U.S. cardinals and archbishops filed into the Vatican Wednesday to begin an unprecedented four-day meeting with Pope John Paul II on the practices of the American Catholic Church, which have differed with orthodox methods.

The meeting brought together 35 leaders of the American church, the pontiff and 25 heads of Vatican departments to discuss issues, including abortion and birth control.The aim of the four-day conference is to devise the best ways of preaching the gospel in the United States, where many Catholics reject the church's strict orthodox rules on the emotional issues.

Cardinal Joseph Bernardin, 60, archbishop of Chicago and head of the U.S. delegation, said he hopes the encounter will give the pope and his top Vatican aides a clearer understanding of the problems faced by U.S. bishops.

"The overall theme of this meeting is evangelization," Bernardin said before meeting Pope John Paul.

"Each particular church is called to evangelize, to proclaim the redeeming message of Jesus' redeeming love, as handed down by the church in a specific cultural context," Bernardin said.

"We (U.S. bishops), on our part, as teachers of the faith, proclaim that gospel in a different and, at times, difficult set of circumstances," he said.

Bernardin said the freedom of speech and press inherent in U.S. society makes Americans accustomed to seeing institutions debate and decide major issues in public view.

"Americans are accustomed to exercising their basic freedoms by civil discourse, open to inquiry into any issue that touches upon the common good and the rights of the individual," he said.

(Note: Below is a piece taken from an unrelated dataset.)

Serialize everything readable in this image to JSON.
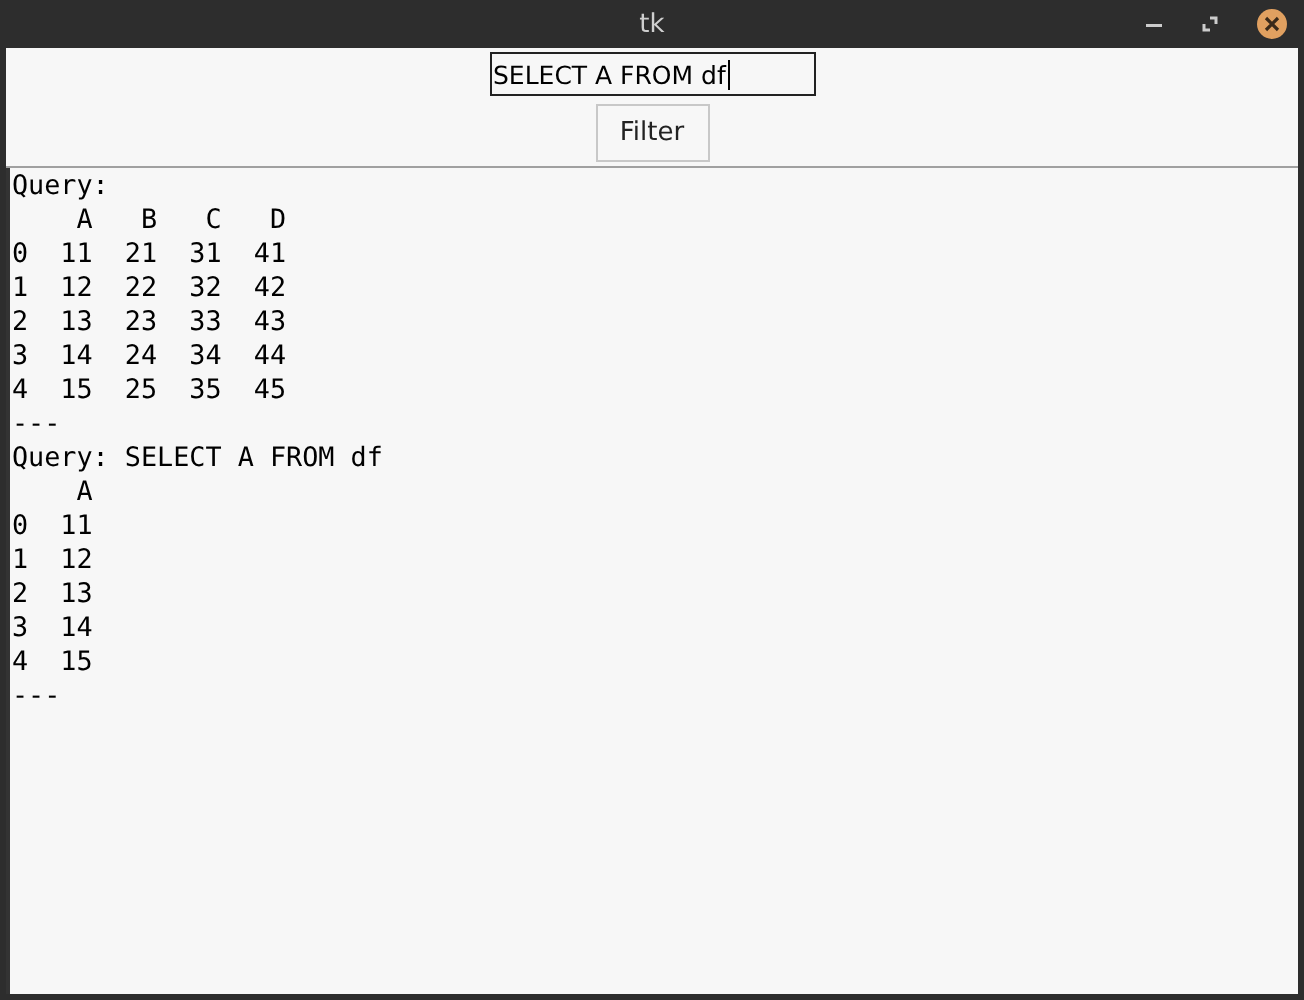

"While, as a faith community, we operate according to different principles both in terms of our teaching and governance, I do not see these freedoms or their exercise as being in conflict with our faithfulness to the universal, Catholic tradition that is ours," he said.

The 35-member U.S. delegation includes the heads of all 33 metropolitan dioceses in the United States.

When they arrived Tuesday, the church leaders characterized this week's conference as a clearing of the air with the Vatican, but they did not foresee any major decisions to be made.